Personal information
- Full name: Ramón Polo Pardo
- Date of birth: 13 April 1901
- Place of birth: Corcubión, Spain
- Date of death: 19 June 1966 (aged 65)
- Place of death: ?, Spain
- Position: Forward

Youth career
- Deportivo Guardés

Senior career*
- Years: Team / Apps / (Gls)
- ?–1923: Fortuna Vigo
- 1923–1935: Celta / 207 / (119)

International career
- 1927: Spain B / 1 / (0)
- 1925–1933: Spain / 2 / (0)
- 1923–1930: Galicia / 13 / (8)

Managerial career
- 1951–1952: SG Lucense

= Ramón Polo =

Spanish footballer and manager

Ramón Polo Pardo (13 April 1901 – 19 June 1966) was a Spanish footballer who played as an outside forward, and was a former manager.

==Club career==
Born in Corcubión, Province of A Coruña, Polo played his entire professional career with Celta de Vigo also in his native Galicia, after Real Fortuna Football Club merged with Real Vigo Sporting Club in 1923. He competed with the club in Segunda División and Tercera División, scoring an all-time best 159 goals in 259 games all competitions comprised even though he was not a pure striker.

Having studied in his youth to be a priest, Polo was known in Argentina as the black shadow of Américo Tesoriere, as he was the only European player capable of scoring against him. In a game against Deportivo de La Coruña, he converted a penalty kick with a broken fibula.
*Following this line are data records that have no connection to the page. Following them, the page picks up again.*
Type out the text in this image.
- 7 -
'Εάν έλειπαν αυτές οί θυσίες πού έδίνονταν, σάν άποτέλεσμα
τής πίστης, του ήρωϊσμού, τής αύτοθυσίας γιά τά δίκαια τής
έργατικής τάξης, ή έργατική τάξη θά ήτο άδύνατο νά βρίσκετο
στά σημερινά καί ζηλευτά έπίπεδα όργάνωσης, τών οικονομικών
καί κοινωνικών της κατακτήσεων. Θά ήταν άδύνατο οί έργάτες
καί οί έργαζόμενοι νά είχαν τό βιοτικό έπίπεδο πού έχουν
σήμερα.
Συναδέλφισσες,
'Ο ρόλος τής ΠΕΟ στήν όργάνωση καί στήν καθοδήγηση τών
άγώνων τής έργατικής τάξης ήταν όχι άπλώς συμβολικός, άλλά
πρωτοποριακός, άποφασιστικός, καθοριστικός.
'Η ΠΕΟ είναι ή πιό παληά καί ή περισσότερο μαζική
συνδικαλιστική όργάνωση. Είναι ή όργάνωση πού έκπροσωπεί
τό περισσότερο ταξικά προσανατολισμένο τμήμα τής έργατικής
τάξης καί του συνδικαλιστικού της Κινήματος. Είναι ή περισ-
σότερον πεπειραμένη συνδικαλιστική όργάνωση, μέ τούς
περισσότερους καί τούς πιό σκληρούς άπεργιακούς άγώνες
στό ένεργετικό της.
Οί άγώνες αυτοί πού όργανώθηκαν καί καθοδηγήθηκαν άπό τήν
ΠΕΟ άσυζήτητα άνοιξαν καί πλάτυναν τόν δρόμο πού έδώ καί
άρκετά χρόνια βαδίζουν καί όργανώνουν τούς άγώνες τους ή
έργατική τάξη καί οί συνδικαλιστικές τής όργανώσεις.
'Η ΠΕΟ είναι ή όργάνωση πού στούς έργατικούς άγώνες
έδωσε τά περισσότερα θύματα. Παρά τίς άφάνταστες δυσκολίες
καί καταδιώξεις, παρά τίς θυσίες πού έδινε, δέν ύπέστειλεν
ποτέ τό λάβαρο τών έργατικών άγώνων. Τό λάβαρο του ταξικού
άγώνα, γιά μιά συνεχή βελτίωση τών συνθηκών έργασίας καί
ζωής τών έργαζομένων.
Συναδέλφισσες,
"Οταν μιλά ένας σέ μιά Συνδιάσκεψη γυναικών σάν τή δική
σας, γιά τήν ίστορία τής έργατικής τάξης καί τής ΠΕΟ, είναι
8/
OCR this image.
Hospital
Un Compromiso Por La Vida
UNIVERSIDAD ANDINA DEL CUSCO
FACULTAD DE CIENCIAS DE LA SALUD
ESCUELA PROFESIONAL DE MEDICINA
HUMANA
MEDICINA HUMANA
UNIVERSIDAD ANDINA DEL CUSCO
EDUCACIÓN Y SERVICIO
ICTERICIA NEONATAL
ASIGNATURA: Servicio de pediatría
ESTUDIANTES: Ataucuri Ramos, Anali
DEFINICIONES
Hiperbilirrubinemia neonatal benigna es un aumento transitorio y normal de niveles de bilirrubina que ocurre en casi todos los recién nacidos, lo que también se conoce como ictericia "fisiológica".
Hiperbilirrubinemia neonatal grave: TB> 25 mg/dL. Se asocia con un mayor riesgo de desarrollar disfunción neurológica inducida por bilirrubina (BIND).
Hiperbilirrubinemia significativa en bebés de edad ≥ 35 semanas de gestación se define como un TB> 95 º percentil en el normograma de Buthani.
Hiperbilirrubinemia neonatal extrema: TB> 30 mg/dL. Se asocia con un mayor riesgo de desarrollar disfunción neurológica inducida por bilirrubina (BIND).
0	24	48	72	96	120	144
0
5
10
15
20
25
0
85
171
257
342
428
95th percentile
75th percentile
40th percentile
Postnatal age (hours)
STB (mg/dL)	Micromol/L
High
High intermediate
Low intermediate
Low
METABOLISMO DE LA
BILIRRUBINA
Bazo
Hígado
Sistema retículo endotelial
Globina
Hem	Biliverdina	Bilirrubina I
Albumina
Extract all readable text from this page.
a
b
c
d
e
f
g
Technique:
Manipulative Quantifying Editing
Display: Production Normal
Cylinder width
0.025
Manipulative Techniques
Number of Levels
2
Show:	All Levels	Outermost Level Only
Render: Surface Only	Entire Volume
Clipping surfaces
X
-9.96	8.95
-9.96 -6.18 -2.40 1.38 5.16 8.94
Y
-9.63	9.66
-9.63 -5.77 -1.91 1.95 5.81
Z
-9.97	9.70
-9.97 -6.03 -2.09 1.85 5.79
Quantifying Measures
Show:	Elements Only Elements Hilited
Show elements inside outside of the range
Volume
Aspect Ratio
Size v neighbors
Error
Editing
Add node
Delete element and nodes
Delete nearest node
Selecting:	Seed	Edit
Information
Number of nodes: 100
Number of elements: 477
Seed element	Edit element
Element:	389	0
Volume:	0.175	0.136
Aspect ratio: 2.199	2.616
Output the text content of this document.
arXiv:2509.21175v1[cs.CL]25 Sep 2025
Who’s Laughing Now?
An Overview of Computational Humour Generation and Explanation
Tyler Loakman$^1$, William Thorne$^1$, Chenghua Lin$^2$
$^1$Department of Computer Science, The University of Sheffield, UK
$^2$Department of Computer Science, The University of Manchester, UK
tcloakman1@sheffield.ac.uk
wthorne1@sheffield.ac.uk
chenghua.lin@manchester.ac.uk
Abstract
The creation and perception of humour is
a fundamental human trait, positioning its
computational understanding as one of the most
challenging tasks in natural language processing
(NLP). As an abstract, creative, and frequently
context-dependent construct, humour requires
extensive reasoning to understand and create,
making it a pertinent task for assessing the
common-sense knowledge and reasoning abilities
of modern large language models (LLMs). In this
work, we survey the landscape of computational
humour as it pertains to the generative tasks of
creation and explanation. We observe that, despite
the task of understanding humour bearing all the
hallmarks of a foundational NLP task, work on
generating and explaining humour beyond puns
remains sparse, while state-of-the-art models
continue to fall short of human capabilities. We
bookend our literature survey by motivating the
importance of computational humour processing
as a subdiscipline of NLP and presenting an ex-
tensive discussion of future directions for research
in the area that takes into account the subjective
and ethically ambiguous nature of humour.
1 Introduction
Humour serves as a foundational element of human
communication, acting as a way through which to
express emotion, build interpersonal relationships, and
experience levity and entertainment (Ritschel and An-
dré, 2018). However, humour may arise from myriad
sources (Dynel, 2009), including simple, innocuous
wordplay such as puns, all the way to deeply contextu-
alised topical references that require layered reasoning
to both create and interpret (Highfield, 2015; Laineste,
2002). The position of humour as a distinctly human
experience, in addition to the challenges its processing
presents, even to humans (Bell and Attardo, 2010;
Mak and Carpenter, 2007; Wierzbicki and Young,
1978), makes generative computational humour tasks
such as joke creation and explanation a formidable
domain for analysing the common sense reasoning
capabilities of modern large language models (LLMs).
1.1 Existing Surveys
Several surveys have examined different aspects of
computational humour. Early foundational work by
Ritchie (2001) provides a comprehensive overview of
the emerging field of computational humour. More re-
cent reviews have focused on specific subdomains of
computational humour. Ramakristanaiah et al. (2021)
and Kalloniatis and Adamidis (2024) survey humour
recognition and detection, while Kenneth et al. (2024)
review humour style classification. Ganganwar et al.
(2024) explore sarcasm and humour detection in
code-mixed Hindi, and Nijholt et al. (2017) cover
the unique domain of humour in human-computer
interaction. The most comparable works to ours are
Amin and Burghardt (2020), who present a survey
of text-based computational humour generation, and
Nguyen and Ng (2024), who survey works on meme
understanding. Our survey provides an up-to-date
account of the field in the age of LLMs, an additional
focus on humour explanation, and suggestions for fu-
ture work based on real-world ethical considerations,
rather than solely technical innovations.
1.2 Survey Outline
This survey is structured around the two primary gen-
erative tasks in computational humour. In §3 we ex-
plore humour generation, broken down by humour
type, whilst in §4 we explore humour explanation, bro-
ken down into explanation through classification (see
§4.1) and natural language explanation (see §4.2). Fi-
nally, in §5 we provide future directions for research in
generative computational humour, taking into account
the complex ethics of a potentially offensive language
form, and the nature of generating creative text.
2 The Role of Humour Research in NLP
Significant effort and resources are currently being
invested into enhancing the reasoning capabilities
Polo retired in 1935 at the age of 34, going on to manage SG Lucense in the second level in the early 50s. He died on 19 June 1966, aged 65.

==International career==
Polo gained two caps for Spain during seven years, in as many friendlies. His debut took place on 4 October 1925, in a 1–0 win over Hungary in Budapest.